To solve the problem of finding the length of the perpendicular from the center of the second circle to the line L that passes through the points of intersection of the two circles, we will follow these steps: ### Step 1: Identify the equations of the circles The first circle is given by: \[ C_1: x^2 + y^2 = 25 \] The second circle is given by: \[ C_2: x^2 + y^2 - 8x + 7 = 0 \] ### Step 2: Rewrite the second circle in standard form To find the center and radius of the second circle, we can rewrite its equation: \[ x^2 + y^2 - 8x + 7 = 0 \] Completing the square for the \(x\) terms: \[ (x^2 - 8x + 16) + y^2 = 16 - 7 \] This simplifies to: \[ (x - 4)^2 + y^2 = 9 \] Thus, the center of the second circle \(C_2\) is at \((4, 0)\) and the radius is \(3\). ### Step 3: Find the points of intersection of the circles To find the intersection points, we can substitute \(y^2\) from the first circle into the second circle's equation: From \(C_1\): \[ y^2 = 25 - x^2 \] Substituting into \(C_2\): \[ x^2 + (25 - x^2) - 8x + 7 = 0 \] This simplifies to: \[ 25 - 8x + 7 = 0 \] \[ -8x + 32 = 0 \] \[ x = 4 \] Now, substituting \(x = 4\) back into \(C_1\) to find \(y\): \[ 4^2 + y^2 = 25 \] \[ 16 + y^2 = 25 \] \[ y^2 = 9 \] Thus, \(y = 3\) or \(y = -3\).
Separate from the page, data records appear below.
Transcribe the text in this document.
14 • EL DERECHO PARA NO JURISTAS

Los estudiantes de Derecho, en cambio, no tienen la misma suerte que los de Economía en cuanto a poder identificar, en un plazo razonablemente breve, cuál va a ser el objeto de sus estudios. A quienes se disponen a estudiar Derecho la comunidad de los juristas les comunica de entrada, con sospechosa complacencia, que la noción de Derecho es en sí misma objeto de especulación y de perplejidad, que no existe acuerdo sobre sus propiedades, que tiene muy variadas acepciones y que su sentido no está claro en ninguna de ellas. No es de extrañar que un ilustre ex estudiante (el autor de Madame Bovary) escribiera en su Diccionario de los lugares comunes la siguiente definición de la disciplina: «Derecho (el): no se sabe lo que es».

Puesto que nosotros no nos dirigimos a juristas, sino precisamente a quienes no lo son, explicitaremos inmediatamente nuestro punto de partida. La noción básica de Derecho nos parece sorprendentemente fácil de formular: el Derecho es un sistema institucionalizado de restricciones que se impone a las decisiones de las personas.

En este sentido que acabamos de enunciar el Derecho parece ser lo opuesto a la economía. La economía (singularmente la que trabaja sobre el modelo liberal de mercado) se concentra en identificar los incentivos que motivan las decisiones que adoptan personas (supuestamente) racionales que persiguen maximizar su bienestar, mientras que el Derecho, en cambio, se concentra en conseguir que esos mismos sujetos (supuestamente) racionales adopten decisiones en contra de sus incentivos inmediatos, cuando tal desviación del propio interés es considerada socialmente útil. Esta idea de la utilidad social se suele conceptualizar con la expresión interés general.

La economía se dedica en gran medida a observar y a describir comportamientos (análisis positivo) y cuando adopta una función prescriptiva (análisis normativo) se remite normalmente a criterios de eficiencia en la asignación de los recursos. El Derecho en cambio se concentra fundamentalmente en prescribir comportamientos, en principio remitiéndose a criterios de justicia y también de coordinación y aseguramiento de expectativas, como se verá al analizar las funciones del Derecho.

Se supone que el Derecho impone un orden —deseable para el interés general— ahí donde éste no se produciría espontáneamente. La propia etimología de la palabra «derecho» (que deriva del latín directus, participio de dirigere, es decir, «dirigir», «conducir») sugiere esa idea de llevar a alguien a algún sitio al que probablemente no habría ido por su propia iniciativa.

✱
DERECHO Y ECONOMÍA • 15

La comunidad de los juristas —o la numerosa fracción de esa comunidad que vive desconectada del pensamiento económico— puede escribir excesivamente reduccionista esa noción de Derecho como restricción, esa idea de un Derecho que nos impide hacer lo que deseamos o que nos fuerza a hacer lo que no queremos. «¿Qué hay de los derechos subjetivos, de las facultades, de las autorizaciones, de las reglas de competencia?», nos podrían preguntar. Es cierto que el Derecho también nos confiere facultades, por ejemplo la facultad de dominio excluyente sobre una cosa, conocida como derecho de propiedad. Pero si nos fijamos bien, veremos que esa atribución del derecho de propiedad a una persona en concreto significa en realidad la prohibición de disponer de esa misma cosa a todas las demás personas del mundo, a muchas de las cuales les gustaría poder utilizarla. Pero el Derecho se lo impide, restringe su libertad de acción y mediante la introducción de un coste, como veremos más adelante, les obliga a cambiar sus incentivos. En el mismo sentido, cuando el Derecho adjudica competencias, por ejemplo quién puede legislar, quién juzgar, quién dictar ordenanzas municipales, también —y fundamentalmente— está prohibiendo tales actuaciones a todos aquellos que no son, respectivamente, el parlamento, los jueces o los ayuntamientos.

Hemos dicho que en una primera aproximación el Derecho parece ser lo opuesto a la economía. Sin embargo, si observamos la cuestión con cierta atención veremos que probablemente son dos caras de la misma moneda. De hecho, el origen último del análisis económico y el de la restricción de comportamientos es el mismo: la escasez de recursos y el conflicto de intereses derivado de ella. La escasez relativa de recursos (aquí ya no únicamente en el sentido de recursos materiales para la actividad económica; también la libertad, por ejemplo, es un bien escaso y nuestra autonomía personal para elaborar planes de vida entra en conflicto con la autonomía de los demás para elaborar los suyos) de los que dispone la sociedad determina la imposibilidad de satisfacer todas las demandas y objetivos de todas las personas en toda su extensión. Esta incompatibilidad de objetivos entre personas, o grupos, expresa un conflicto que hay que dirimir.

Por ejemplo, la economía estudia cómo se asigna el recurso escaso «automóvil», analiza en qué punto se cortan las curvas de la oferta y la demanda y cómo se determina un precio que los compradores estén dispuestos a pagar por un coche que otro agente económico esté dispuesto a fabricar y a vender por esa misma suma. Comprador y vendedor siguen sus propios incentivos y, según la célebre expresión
The points of intersection are: \[ (4, 3) \text{ and } (4, -3) \] ### Step 4: Find the equation of the line L The line L passes through the points \((4, 3)\) and \((4, -3)\). Since both points have the same \(x\)-coordinate, the line is vertical: \[ x = 4 \] ### Step 5: Calculate the perpendicular distance from the center of the second circle to line L The center of the second circle is at \((4, 0)\). The line L is given by \(x = 4\). Since the center of the circle lies on the line \(x = 4\), the perpendicular distance from the center to the line is: \[ \text{Distance} = 0 \] ### Final Answer The length of the perpendicular from the center of the second circle onto the line L is: \[ \boxed{0} \]